JAKARTA - Menteri Lingkungan Hidup (LH) sekaligus Kepala Badan Pengendalian Lingkungan Hidup (BPLH), Hanif Faisol Nurofiq, meminta jajarannya memperketat penegakan hukum dalam pengelolaan tempat pemrosesan akhir (TPA).
Dalam Rapat Koordinasi Pengawas Lingkungan Hidup (PLH) dan Penyidik Pegawai Negeri Sipil (PPNS) Sektor Lingkungan Hidup pada Kamis (16/1/25), Hanif menekankan pentingnya kesamaan persepsi dalam pengawasan dan penegakan hukum terkait pengelolaan sampah.
"Sebagian besar TPA di Indonesia masih menggunakan sistem open dumping, yang menyebabkan pencemaran air tanah, emisi gas metana, serta dampak kesehatan bagi masyarakat sekitar. Oleh karena itu, penegakan hukum harus diperkuat," ujar Hanif dalam keterangan yang diterima di Jakarta, Sabtu (18/1/25).
Rapat tersebut menjadi tindak lanjut dari surat Menteri LH kepada gubernur, bupati, dan wali kota pada 8 November 2024, yang meminta pembenahan TPA yang masih menerapkan sistem pembuangan terbuka.
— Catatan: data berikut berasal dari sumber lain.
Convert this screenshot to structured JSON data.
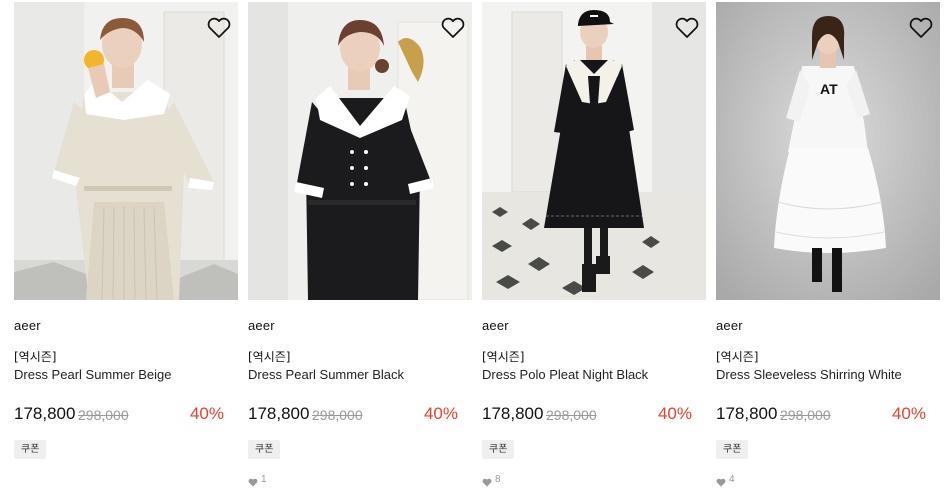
{
  "products": [
    {
      "brand": "aeer",
      "tag": "[역시즌]",
      "name": "Dress Pearl Summer Beige",
      "price": "178,800",
      "original_price": "298,000",
      "discount": "40%",
      "coupon": "쿠폰",
      "likes": "",
      "photo_icon": "product-photo-beige-dress"
    },
    {
      "brand": "aeer",
      "tag": "[역시즌]",
      "name": "Dress Pearl Summer Black",
      "price": "178,800",
      "original_price": "298,000",
      "discount": "40%",
      "coupon": "쿠폰",
      "likes": "1",
      "photo_icon": "product-photo-black-dress"
    },
    {
      "brand": "aeer",
      "tag": "[역시즌]",
      "name": "Dress Polo Pleat Night Black",
      "price": "178,800",
      "original_price": "298,000",
      "discount": "40%",
      "coupon": "쿠폰",
      "likes": "8",
      "photo_icon": "product-photo-polo-dress"
    },
    {
      "brand": "aeer",
      "tag": "[역시즌]",
      "name": "Dress Sleeveless Shirring White",
      "price": "178,800",
      "original_price": "298,000",
      "discount": "40%",
      "coupon": "쿠폰",
      "likes": "4",
      "photo_icon": "product-photo-white-dress",
      "shirt_print": "AT"
    }
  ],
  "colors": {
    "discount": "#e8412c",
    "strike_price": "#9a9a9a",
    "coupon_bg": "#efefef",
    "accent_text": "#111111"
  },
  "icons": {
    "wishlist": "heart-outline-icon",
    "likes": "heart-filled-icon"
  }
}
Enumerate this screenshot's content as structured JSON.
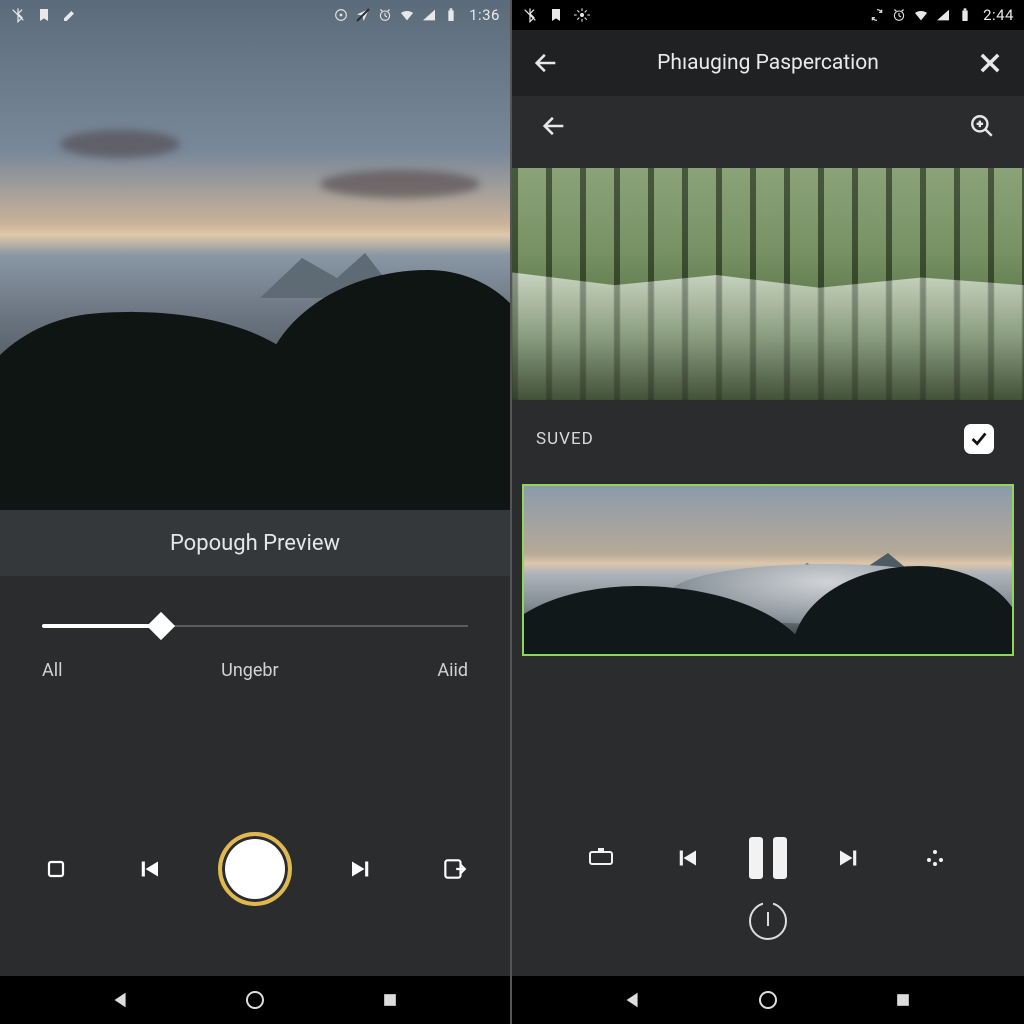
{
  "left": {
    "status": {
      "time": "1:36"
    },
    "panel_title": "Popough Preview",
    "slider": {
      "value_percent": 28,
      "labels": {
        "start": "All",
        "mid": "Ungebr",
        "end": "Aiid"
      }
    }
  },
  "right": {
    "status": {
      "time": "2:44"
    },
    "appbar": {
      "title": "Phıauging Paspercation"
    },
    "saved_label": "SUVED",
    "saved_checked": true
  }
}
Jika tidak dilakukan perbaikan, pemerintah daerah berisiko dikenai sanksi sesuai dengan peraturan perundang-undangan.
Rapat juga bertujuan meningkatkan kapasitas PLH dan PPNS dalam menangani pengelolaan sampah sesuai dengan Undang-Undang Nomor 32 Tahun 2009 tentang Perlindungan dan Pengelolaan Lingkungan Hidup serta Undang-Undang Nomor 18 Tahun 2008 tentang Pengelolaan Sampah.
Selain itu, Hanif menyoroti lima aspek utama yang harus menjadi perhatian pemerintah dalam pengelolaan sampah, perilaku masyarakat, yaitu meningkatkan kesadaran dan partisipasi masyarakat, saran prasarana yaitu penyediaan infrastruktur pengelolaan sampah yang memadai.
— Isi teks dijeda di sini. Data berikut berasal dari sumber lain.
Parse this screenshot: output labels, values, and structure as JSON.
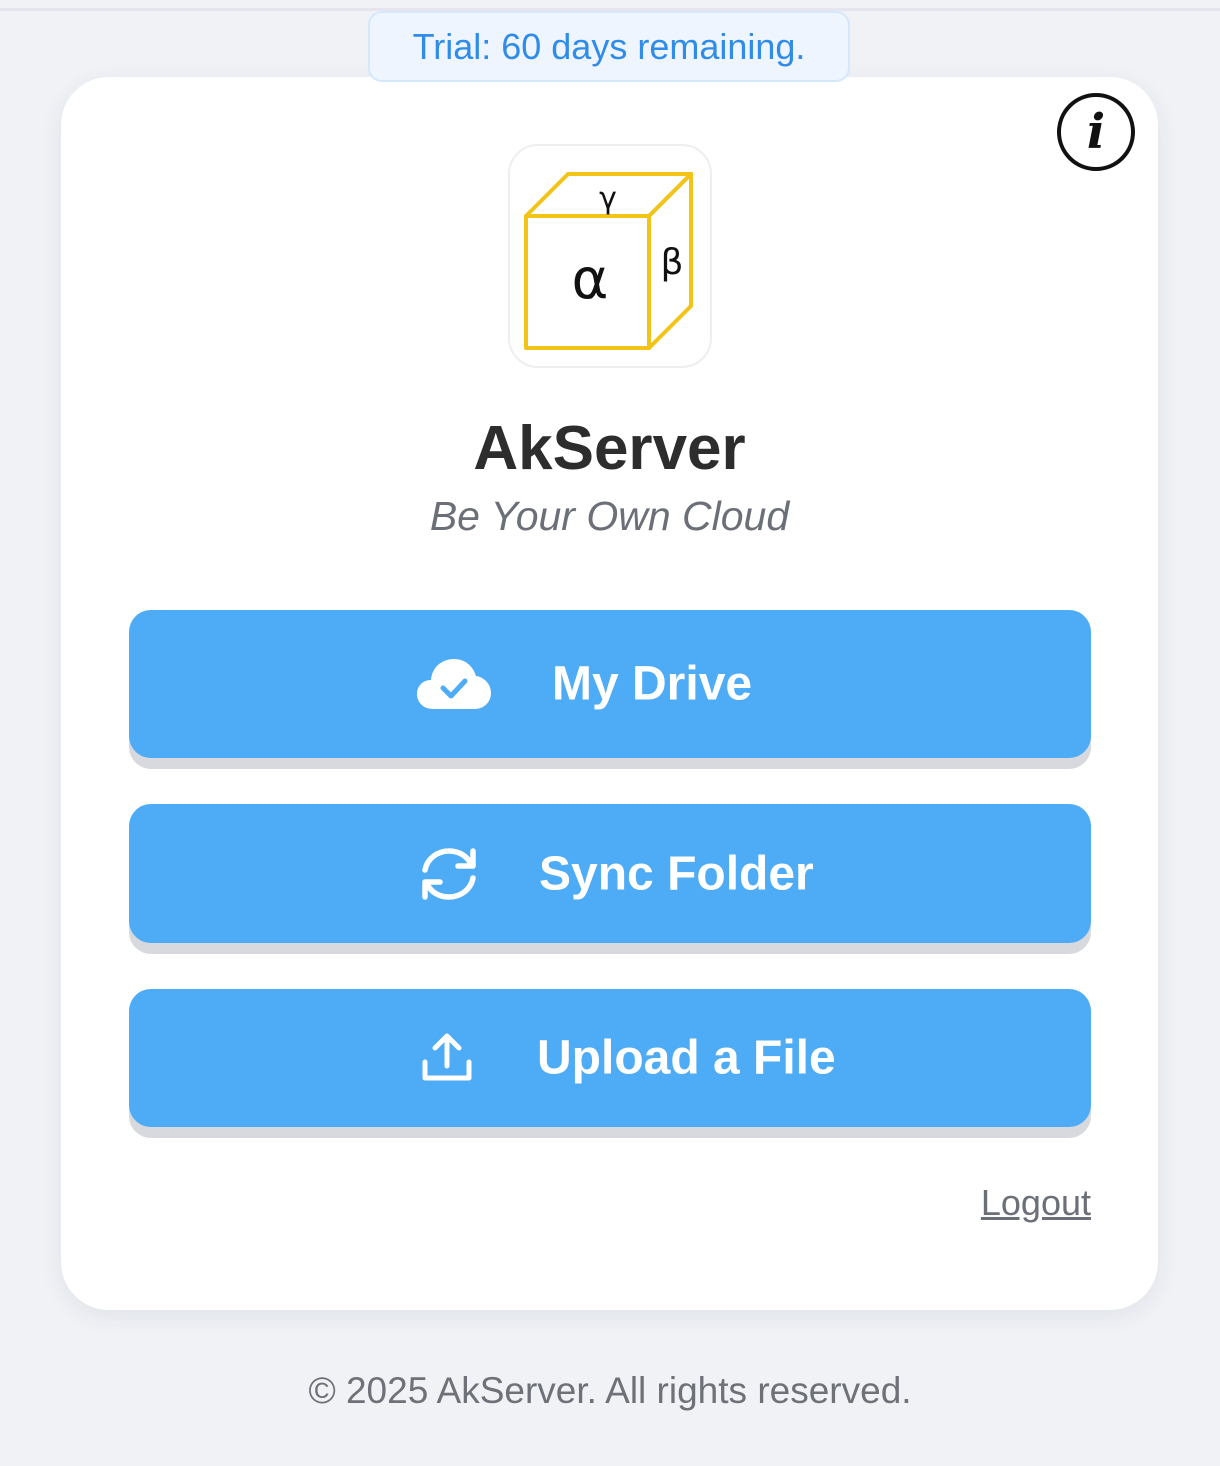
{
  "trial_banner": {
    "text": "Trial: 60 days remaining."
  },
  "card": {
    "info_icon": "info-icon",
    "logo": {
      "icon": "cube-logo",
      "front_symbol": "α",
      "side_symbol": "β",
      "top_symbol": "γ",
      "stroke_color": "#f2c418"
    },
    "title": "AkServer",
    "tagline": "Be Your Own Cloud",
    "actions": [
      {
        "label": "My Drive",
        "icon": "cloud-check-icon"
      },
      {
        "label": "Sync Folder",
        "icon": "sync-icon"
      },
      {
        "label": "Upload a File",
        "icon": "upload-icon"
      }
    ],
    "logout_label": "Logout"
  },
  "footer": {
    "text": "© 2025 AkServer. All rights reserved."
  },
  "colors": {
    "page_background": "#f0f2f6",
    "card_background": "#ffffff",
    "button_primary": "#4eabf5",
    "trial_text": "#2f8ce8",
    "title_text": "#2d2d2d",
    "muted_text": "#6b6f78"
  }
}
Kemudian, anggaran, yaitu pengalokasian dana untuk pengelolaan sampah, sumber daya manusia, yaitu peningkatan kapasitas dan kompetensi tenaga pengelola, serta penegakan hukum dengan menguatkan efek jera bagi pelanggar.
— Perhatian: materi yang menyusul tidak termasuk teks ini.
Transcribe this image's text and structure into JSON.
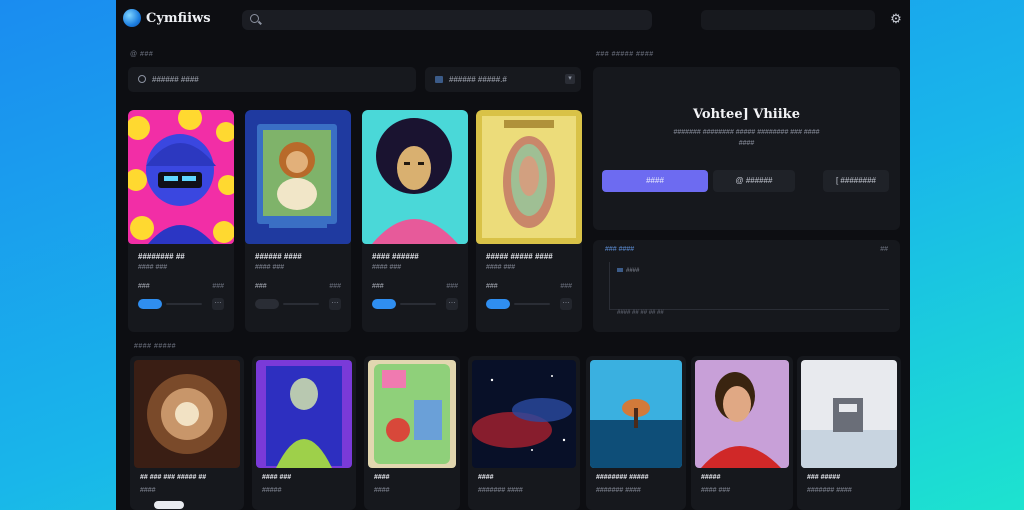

Sementara itu, Deputi Bidang Penegakan Hukum Lingkungan Hidup, Rizal Irawan, menegaskan bahwa pihaknya akan menindak tegas pelanggaran dalam pengelolaan sampah.
"Kami akan menerapkan sanksi administratif, penyelesaian sengketa, hingga hukum pidana untuk memastikan pengelolaan sampah dilakukan secara bertanggung jawab," ujar Rizal.
Ia menambahkan, langkah ini bertujuan untuk melindungi kesehatan masyarakat serta menjaga kelestarian lingkungan hidup.